By establishing a site-specific rock physics transform (the uncemented sand/shale model) between the total porosity, mineralogy and elastic properties, we conclude rock physics diagnostics. Now we can exploit the model and conduct perturbational forward modeling.

Perturbational modeling at an interface

Because a relevant rock physics model is established, we can now confidently model the elastic properties in sand and shale for porosity and mineralogy ranges outside of the ranges present in the data. A simple way to perturb the rock is to set ranges for porosity and clay content variation in sand and shale, calculate the elastic-wave velocity and density within these ranges according to the model, and then map the result onto the impedance-Poisson's ratio plane. Next, two points can be selected in this plane, one for the overburden and the other for the reservoir, and the amplitude variations with offset (AVO) response modeled at the interface between the two. In this example we assume that the total porosity in the reservoir may vary between 15% and 35% and the clay content between zero and 20%. The total porosity in the shale is between 10% and 40% and the clay content is between 60% and 100%. The sand is either 80% gas saturated or wet.

Let us ask ourselves, for instance, how the seismic response varies as the reservoir quality deteriorates; i.e., the total porosity in gas sand decreases from 35% to 15%. The forward modeling in Figure 2, top, indicates that the expected AVO response is of Class III for the high-porosity sand and merges towards Class I as the porosity and, therefore, total reserves are reduced. Using the same approach, let us investigate the effect of the fluid in, e.g., 30% porosity sand (Figure 2, middle). We find that while the response of the gas sand is of Class II, that of the wet sand is of Class I.

A less obvious yet very important question in exploration is how the seismic response varies if the properties of the gas reservoir remain the same but the overburden shale compacts and loses its porosity. This perturbation results in the intercept becoming increasingly negative and the AVO curve less steep (Figure 2, bottom).

Transition from sand to shale

The same forward modeling can be used to predict how the seismic response varies as the shale content in the sand increases. Several changes may happen simultaneously as sand transits towards shale. First, the mineralogy changes as the clay content increases. Second, the total porosity decreases as small clay particles fill the pore space between large sand grains.

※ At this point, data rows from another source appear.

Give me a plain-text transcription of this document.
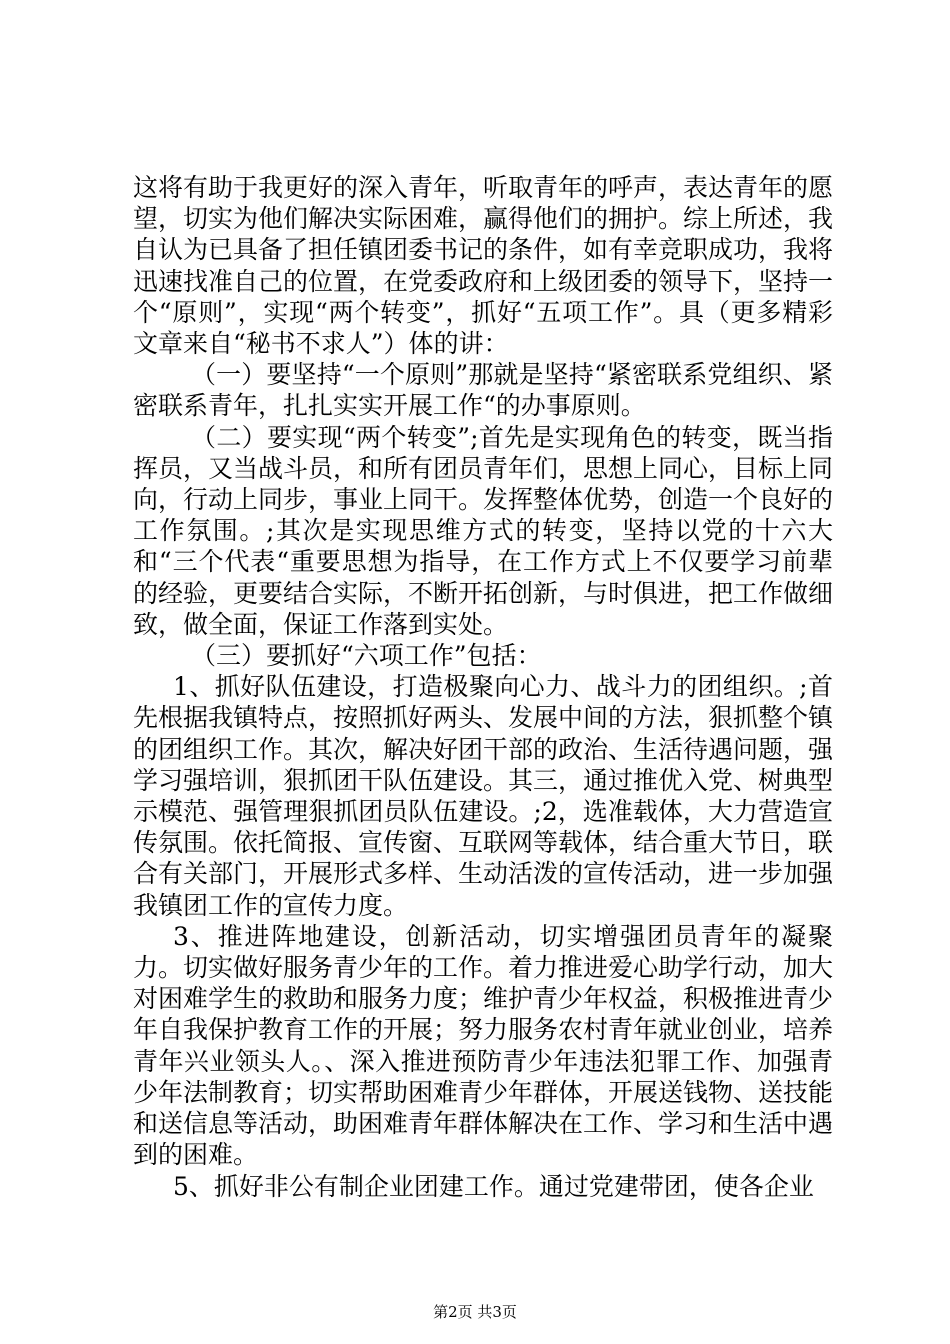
这将有助于我更好的深入青年，听取青年的呼声，表达青年的愿望，切实为他们解决实际困难，赢得他们的拥护。综上所述，我自认为已具备了担任镇团委书记的条件，如有幸竞职成功，我将迅速找准自己的位置，在党委政府和上级团委的领导下，坚持一个“原则”，实现“两个转变”，抓好“五项工作”。具（更多精彩文章来自“秘书不求人”）体的讲：

（一）要坚持“一个原则”那就是坚持“紧密联系党组织、紧密联系青年，扎扎实实开展工作“的办事原则。

（二）要实现“两个转变”;首先是实现角色的转变，既当指挥员，又当战斗员，和所有团员青年们，思想上同心，目标上同向，行动上同步，事业上同干。发挥整体优势，创造一个良好的工作氛围。;其次是实现思维方式的转变，坚持以党的十六大和“三个代表“重要思想为指导，在工作方式上不仅要学习前辈的经验，更要结合实际，不断开拓创新，与时俱进，把工作做细致，做全面，保证工作落到实处。

（三）要抓好“六项工作”包括：

1、抓好队伍建设，打造极聚向心力、战斗力的团组织。;首先根据我镇特点，按照抓好两头、发展中间的方法，狠抓整个镇的团组织工作。其次，解决好团干部的政治、生活待遇问题，强学习强培训，狠抓团干队伍建设。其三，通过推优入党、树典型示模范、强管理狠抓团员队伍建设。;2，选准载体，大力营造宣传氛围。依托简报、宣传窗、互联网等载体，结合重大节日，联合有关部门，开展形式多样、生动活泼的宣传活动，进一步加强我镇团工作的宣传力度。

3、推进阵地建设，创新活动，切实增强团员青年的凝聚力。切实做好服务青少年的工作。着力推进爱心助学行动，加大对困难学生的救助和服务力度；维护青少年权益，积极推进青少年自我保护教育工作的开展；努力服务农村青年就业创业，培养青年兴业领头人。、深入推进预防青少年违法犯罪工作、加强青少年法制教育；切实帮助困难青少年群体，开展送钱物、送技能和送信息等活动，助困难青年群体解决在工作、学习和生活中遇到的困难。

5、抓好非公有制企业团建工作。通过党建带团，使各企业

第2页 共3页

Finally, as the average grain size becomes smaller, the irreducible water saturation increases until it reaches 100% and good-quality gas sand becomes wet shaley sand.

This complex evolution in rock can be mapped into the impedance-Poisson's ratio plane (Figure 3) where four domains are shown: (a) gas sand with 20% water saturation, 30% to 35% porosity and zero-15% clay content; (b) shalier sand with 80% water saturation, 25% to 30% porosity and 20% to 30% clay content; (c) shaley wet sand with 15% to 25% porosity and 30% to 40% clay content; and (d) shale with 15% to 25% porosity and 60% to 100% clay content. The AVO response to this transition ranges from Class III for gas sand and shalier sand with residual gas to Class I for shaley wet sand (Figure 3).

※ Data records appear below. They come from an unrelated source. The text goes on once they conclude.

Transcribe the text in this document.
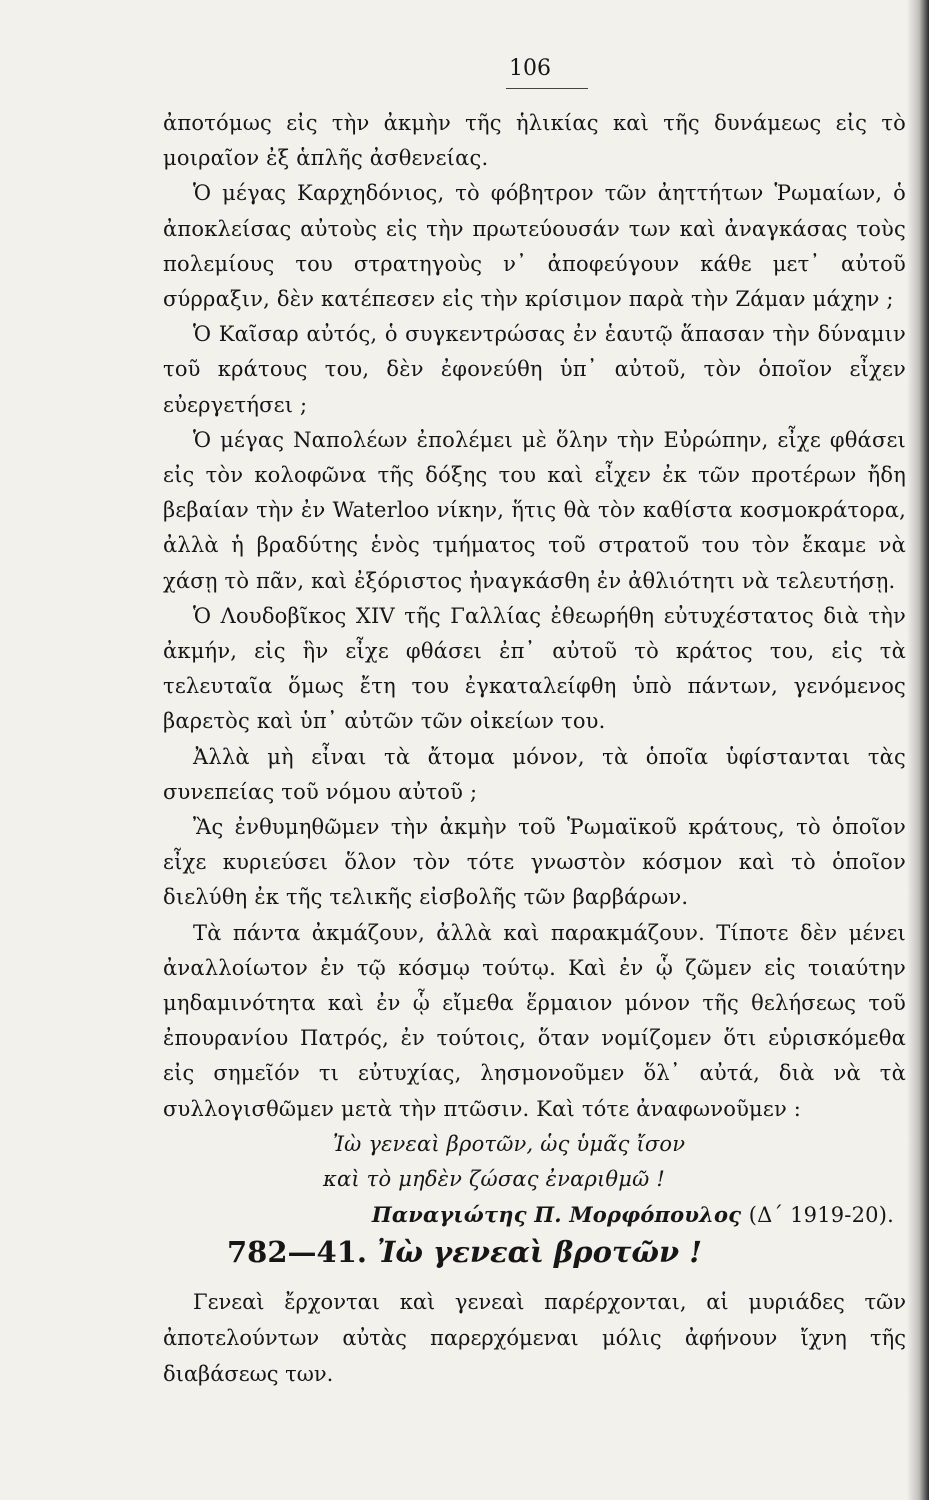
106

ἀποτόμως εἰς τὴν ἀκμὴν τῆς ἡλικίας καὶ τῆς δυνάμεως εἰς τὸ μοιραῖον ἐξ ἁπλῆς ἀσθενείας.

Ὁ μέγας Καρχηδόνιος, τὸ φόβητρον τῶν ἀηττήτων Ῥωμαίων, ὁ ἀποκλείσας αὐτοὺς εἰς τὴν πρωτεύουσάν των καὶ ἀναγκάσας τοὺς πολεμίους του στρατηγοὺς ν᾽ ἀποφεύγουν κάθε μετ᾽ αὐτοῦ σύρραξιν, δὲν κατέπεσεν εἰς τὴν κρίσιμον παρὰ τὴν Ζάμαν μάχην ;

Ὁ Καῖσαρ αὐτός, ὁ συγκεντρώσας ἐν ἑαυτῷ ἅπασαν τὴν δύναμιν τοῦ κράτους του, δὲν ἐφονεύθη ὑπ᾽ αὐτοῦ, τὸν ὁποῖον εἶχεν εὐεργετήσει ;

Ὁ μέγας Ναπολέων ἐπολέμει μὲ ὅλην τὴν Εὐρώπην, εἶχε φθάσει εἰς τὸν κολοφῶνα τῆς δόξης του καὶ εἶχεν ἐκ τῶν προτέρων ἤδη βεβαίαν τὴν ἐν Waterloo νίκην, ἥτις θὰ τὸν καθίστα κοσμοκράτορα, ἀλλὰ ἡ βραδύτης ἑνὸς τμήματος τοῦ στρατοῦ του τὸν ἔκαμε νὰ χάσῃ τὸ πᾶν, καὶ ἐξόριστος ἠναγκάσθη ἐν ἀθλιότητι νὰ τελευτήσῃ.

Ὁ Λουδοβῖκος XIV τῆς Γαλλίας ἐθεωρήθη εὐτυχέστατος διὰ τὴν ἀκμήν, εἰς ἣν εἶχε φθάσει ἐπ᾽ αὐτοῦ τὸ κράτος του, εἰς τὰ τελευταῖα ὅμως ἔτη του ἐγκαταλείφθη ὑπὸ πάντων, γενόμενος βαρετὸς καὶ ὑπ᾽ αὐτῶν τῶν οἰκείων του.

Ἀλλὰ μὴ εἶναι τὰ ἄτομα μόνον, τὰ ὁποῖα ὑφίστανται τὰς συνεπείας τοῦ νόμου αὐτοῦ ;

Ἂς ἐνθυμηθῶμεν τὴν ἀκμὴν τοῦ Ῥωμαϊκοῦ κράτους, τὸ ὁποῖον εἶχε κυριεύσει ὅλον τὸν τότε γνωστὸν κόσμον καὶ τὸ ὁποῖον διελύθη ἐκ τῆς τελικῆς εἰσβολῆς τῶν βαρβάρων.

Τὰ πάντα ἀκμάζουν, ἀλλὰ καὶ παρακμάζουν. Τίποτε δὲν μένει ἀναλλοίωτον ἐν τῷ κόσμῳ τούτῳ. Καὶ ἐν ᾧ ζῶμεν εἰς τοιαύτην μηδαμινότητα καὶ ἐν ᾧ εἴμεθα ἕρμαιον μόνον τῆς θελήσεως τοῦ ἐπουρανίου Πατρός, ἐν τούτοις, ὅταν νομίζομεν ὅτι εὑρισκόμεθα εἰς σημεῖόν τι εὐτυχίας, λησμονοῦμεν ὅλ᾽ αὐτά, διὰ νὰ τὰ συλλογισθῶμεν μετὰ τὴν πτῶσιν. Καὶ τότε ἀναφωνοῦμεν :

Ἰὼ γενεαὶ βροτῶν, ὡς ὑμᾶς ἴσον
καὶ τὸ μηδὲν ζώσας ἐναριθμῶ !
Παναγιώτης Π. Μορφόπουλος (Δ´ 1919-20).
782—41. Ἰὼ γενεαὶ βροτῶν !

Γενεαὶ ἔρχονται καὶ γενεαὶ παρέρχονται, αἱ μυριάδες τῶν ἀποτελούντων αὐτὰς παρερχόμεναι μόλις ἀφήνουν ἴχνη τῆς διαβάσεως των.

Onset of cementation in sand

Contact cementation, quartz or calcite, can be encountered in high-porosity sand. Cement makes the frame of the sand strong and thus prevents compaction and further porosity reduction. Contact cementation is manifested by velocity and impedance being atypically high at high porosity, much higher than in the uncemented sand examined above. A different rock physics model has to be used to describe high-porosity sand with contact cement (Figure 4).

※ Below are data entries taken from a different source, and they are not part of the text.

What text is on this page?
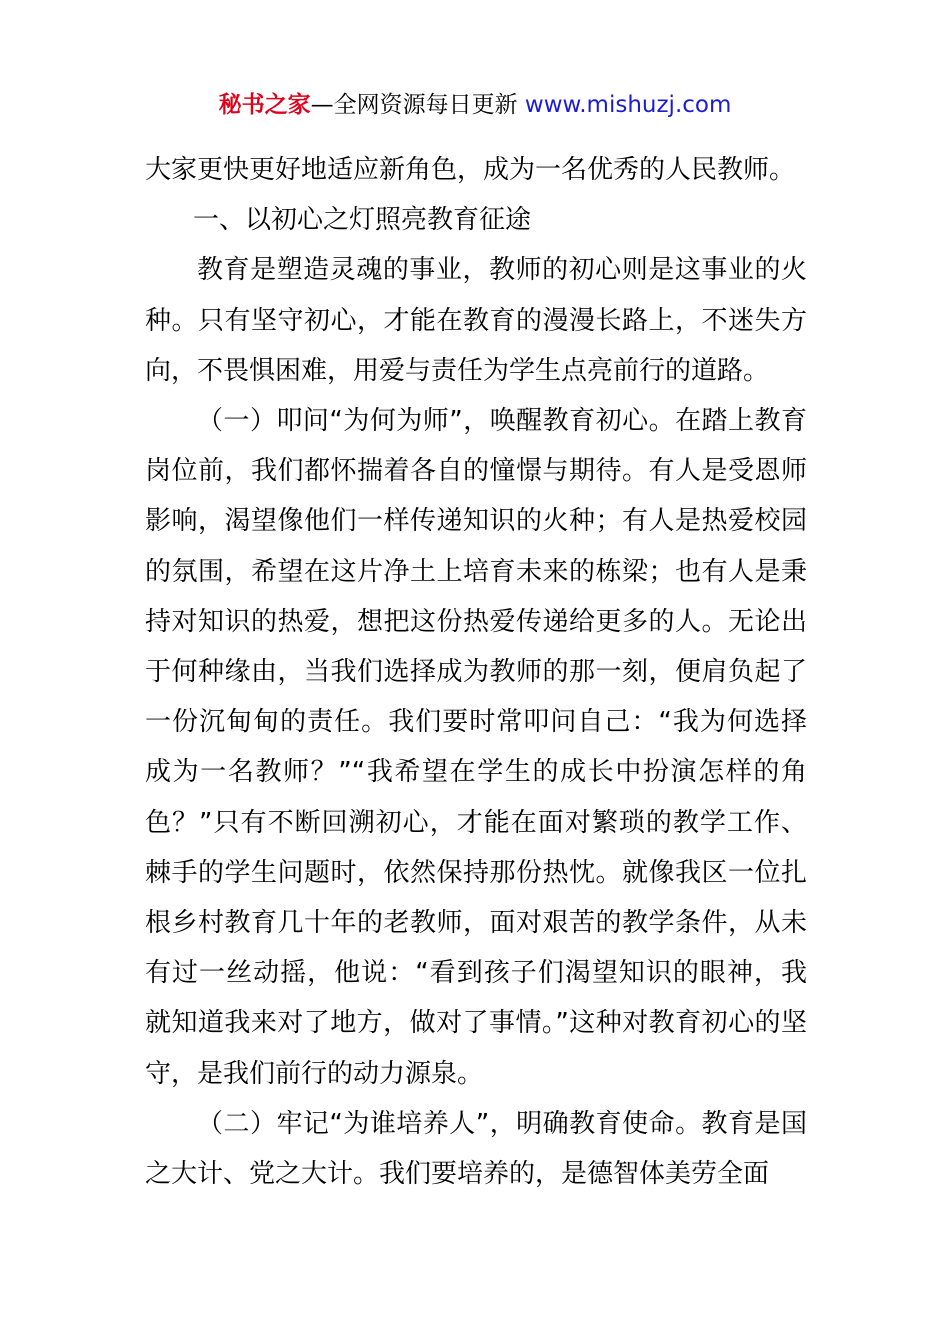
秘书之家—全网资源每日更新 www.mishuzj.com

大家更快更好地适应新角色，成为一名优秀的人民教师。

一、以初心之灯照亮教育征途

教育是塑造灵魂的事业，教师的初心则是这事业的火种。只有坚守初心，才能在教育的漫漫长路上，不迷失方向，不畏惧困难，用爱与责任为学生点亮前行的道路。

（一）叩问“为何为师”，唤醒教育初心。在踏上教育岗位前，我们都怀揣着各自的憧憬与期待。有人是受恩师影响，渴望像他们一样传递知识的火种；有人是热爱校园的氛围，希望在这片净土上培育未来的栋梁；也有人是秉持对知识的热爱，想把这份热爱传递给更多的人。无论出于何种缘由，当我们选择成为教师的那一刻，便肩负起了一份沉甸甸的责任。我们要时常叩问自己：“我为何选择成为一名教师？”“我希望在学生的成长中扮演怎样的角色？”只有不断回溯初心，才能在面对繁琐的教学工作、棘手的学生问题时，依然保持那份热忱。就像我区一位扎根乡村教育几十年的老教师，面对艰苦的教学条件，从未有过一丝动摇，他说：“看到孩子们渴望知识的眼神，我就知道我来对了地方，做对了事情。”这种对教育初心的坚守，是我们前行的动力源泉。

（二）牢记“为谁培养人”，明确教育使命。教育是国之大计、党之大计。我们要培养的，是德智体美劳全面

The results of perturbational modeling (Figure 5) indicate that the near-offset reflections in high-quality gas sand with contact cement may be very similar to those in high-porosity wet uncemented sand. Gas in cemented sand is mostly manifested by the amplitude becoming increasingly negative with offset. This example shows how careful rock physics analysis combined with forward modeling of seismic response can guide remote sensing of rock properties in exploration and avoid potential pitfalls.